Grenache is a staple varietal in the vineyards of Roussillon. It is a grape that craves warmth and dryness, and loves long, hot days and cool nights to slowly ripen. Roussillon therefore quite naturally offers it a prime location, conducive to growing the full range of Grenache varieties. Originally, only Grenache noir was grown but gradually Grenache gris and Grenache blanc developed. The variety now accounts for approximately 31% of the region’s area under vine. It is well-suited to the local soils and can therefore produce white, red and rosé wines, as well as dessert wines.
A fourth grape variety, derived from Grenache noir – Lledoner Pelut – has also been introduced.

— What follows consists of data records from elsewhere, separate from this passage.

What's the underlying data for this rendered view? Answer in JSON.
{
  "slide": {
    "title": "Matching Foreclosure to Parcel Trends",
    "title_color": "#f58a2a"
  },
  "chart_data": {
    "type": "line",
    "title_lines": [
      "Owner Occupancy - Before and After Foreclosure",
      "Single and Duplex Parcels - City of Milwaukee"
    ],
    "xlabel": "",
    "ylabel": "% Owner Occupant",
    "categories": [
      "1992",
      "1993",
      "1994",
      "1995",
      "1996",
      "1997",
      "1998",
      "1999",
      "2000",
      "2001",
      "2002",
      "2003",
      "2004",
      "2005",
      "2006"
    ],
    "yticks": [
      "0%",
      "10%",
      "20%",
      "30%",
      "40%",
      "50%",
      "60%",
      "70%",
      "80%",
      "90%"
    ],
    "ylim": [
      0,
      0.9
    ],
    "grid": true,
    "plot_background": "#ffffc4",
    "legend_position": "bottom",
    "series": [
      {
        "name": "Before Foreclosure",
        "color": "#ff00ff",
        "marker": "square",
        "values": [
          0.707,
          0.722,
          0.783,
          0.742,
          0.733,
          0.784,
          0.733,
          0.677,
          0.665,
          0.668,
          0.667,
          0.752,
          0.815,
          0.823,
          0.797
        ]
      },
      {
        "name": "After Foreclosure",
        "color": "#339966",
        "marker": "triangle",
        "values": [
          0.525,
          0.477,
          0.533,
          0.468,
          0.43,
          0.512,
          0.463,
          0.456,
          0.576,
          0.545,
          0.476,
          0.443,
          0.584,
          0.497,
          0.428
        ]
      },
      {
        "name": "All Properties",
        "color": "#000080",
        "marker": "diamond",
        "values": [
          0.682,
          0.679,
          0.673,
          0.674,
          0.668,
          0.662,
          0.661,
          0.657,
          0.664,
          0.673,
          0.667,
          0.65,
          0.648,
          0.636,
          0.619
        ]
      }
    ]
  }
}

It is relatively similar to its cousin Grenache noir, not only for its characteristics and capabilities, but also in terms of flavour and aroma profile.
Grenache noir is currently used to produce 4 dessert wines – Banyuls, Banyuls Grand Cru, Maury and Rivesaltes – along with 9 dry appellation wines (Collioure, Côtes du Roussillon, Côtes du Roussillon Villages and named villages, and Maury Sec) and 2 PGIs (Côtes Catalanes and Côte Vermeille). Grenache gris and blanc, previously only used for dessert wines, now impart their typical Mediterranean character to white wines from the finest Roussillon vineyards.